空間現代「Tracks」を聴いて。

まず聴きながら身体を揺らしてみる。わざわざこうやって言語化しようとしてることに矛盾するけど、音楽をいかに身体聴けるかということが俺にとって最近大きな大きなテーマになってる。空間現代の音楽に俺の触手がのびた理由も身体で聴くことが少し板についてきたからだと思う。逆に言えば長らく頭で聴くことがあたり前になっていたように思う。


踊りながら文章を書く。なんてことができたらいい。

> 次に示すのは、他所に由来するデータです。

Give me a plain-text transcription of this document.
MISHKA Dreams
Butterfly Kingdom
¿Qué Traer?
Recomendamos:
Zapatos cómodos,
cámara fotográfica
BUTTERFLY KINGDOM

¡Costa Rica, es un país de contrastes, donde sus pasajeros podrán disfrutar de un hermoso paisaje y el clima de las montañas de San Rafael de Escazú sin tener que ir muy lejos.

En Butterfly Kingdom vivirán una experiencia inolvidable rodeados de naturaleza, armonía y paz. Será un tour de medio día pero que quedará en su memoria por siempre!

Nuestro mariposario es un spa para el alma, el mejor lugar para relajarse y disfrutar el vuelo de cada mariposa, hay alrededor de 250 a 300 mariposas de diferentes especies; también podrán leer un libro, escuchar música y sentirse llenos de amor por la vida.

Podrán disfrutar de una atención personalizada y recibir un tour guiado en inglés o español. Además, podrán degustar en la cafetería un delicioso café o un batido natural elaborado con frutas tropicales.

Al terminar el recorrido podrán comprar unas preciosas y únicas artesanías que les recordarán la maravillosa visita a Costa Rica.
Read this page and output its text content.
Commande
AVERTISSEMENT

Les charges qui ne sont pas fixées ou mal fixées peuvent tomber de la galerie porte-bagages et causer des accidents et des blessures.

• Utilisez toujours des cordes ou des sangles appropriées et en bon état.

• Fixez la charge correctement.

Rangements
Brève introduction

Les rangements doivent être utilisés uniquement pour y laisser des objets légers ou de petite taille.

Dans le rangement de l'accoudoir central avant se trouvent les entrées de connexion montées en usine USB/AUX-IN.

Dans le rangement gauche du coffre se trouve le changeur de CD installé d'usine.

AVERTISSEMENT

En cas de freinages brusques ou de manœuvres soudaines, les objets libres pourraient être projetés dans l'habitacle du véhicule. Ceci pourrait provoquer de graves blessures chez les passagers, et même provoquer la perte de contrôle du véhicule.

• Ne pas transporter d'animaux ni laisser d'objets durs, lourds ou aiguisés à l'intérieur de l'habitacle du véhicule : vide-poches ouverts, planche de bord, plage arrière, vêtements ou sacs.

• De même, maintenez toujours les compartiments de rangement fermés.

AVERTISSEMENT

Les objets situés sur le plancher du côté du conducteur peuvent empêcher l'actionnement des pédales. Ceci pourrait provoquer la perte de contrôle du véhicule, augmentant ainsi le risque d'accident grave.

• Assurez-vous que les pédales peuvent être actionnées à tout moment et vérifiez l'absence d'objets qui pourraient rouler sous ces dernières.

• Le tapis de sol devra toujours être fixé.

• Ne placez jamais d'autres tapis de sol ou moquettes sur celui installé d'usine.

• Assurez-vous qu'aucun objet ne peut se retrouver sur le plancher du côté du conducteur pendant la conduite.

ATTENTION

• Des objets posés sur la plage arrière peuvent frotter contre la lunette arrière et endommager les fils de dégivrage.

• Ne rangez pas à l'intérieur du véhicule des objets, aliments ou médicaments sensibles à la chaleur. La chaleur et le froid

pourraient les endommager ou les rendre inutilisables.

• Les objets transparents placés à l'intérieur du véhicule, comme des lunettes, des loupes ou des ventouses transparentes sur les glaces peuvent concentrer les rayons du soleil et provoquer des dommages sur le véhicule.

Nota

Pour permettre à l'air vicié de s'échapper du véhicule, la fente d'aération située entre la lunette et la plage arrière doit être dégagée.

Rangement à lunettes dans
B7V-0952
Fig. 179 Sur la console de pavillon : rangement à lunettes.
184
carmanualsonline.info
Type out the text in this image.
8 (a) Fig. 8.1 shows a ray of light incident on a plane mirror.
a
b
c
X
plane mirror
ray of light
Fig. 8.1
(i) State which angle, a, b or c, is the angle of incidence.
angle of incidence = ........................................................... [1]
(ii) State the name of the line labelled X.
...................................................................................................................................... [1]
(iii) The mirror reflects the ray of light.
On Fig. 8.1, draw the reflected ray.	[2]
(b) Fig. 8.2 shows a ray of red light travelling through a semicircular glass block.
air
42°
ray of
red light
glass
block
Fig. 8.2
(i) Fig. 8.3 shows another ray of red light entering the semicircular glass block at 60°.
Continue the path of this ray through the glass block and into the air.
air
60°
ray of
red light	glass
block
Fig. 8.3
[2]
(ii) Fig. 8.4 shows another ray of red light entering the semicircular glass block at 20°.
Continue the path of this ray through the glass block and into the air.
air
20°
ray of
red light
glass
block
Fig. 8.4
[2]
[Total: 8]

書くことだって、それがスマホのキーボードでの作業だとしても身体的作業であることにかわりはない。頭で音楽を聴きすぎるとそういうことはできなくなる。考え方次第では書きながら聴くことによって身体を揺らす、つまり踊り的な行為を行うことによって音楽を聴くことに使ってしまう頭のうごきをわざと停止させられるかもしれない。


空間現代の音楽は暗くも明るくもない。そういう音楽は実はあんまり多くない。感情を揺らすために音楽が作られることは多い。むしろそっちのほうが主流。そしてそれがさもすごいことだとされる場合が多い。でも西洋音楽を起点にしている和声的な構造を持っている音楽は感情を揺らすことをしっかり研究したうえで成り立っている。ということはたとえばかんたんなコード進行を扱ったとしても構造上感情を揺らしてくる。ギターやベースなど、ルーツがそっちにある楽器を用いると勝手にそうなってしまうので、それを避けるほうがむしろむずかしい。


感情の揺れはじっとしながら聴いていても起こる。受動的でもそうなれる場合がある。スマホにかじりつきながら生活している現代人はどうしてもそっちによりがちになる。だけどそういうものだけではない。身体を揺らすこともできる。これは音楽の根源的な機能で感情を揺らす以前に存在していたと思われる。だけどこっちはある程度能動的にならないと働きはじめない機能。こういうものがこれからどんどん希有なものになってくると思う。そのことをちゃんとわかっておいたほうがいいよなと思う。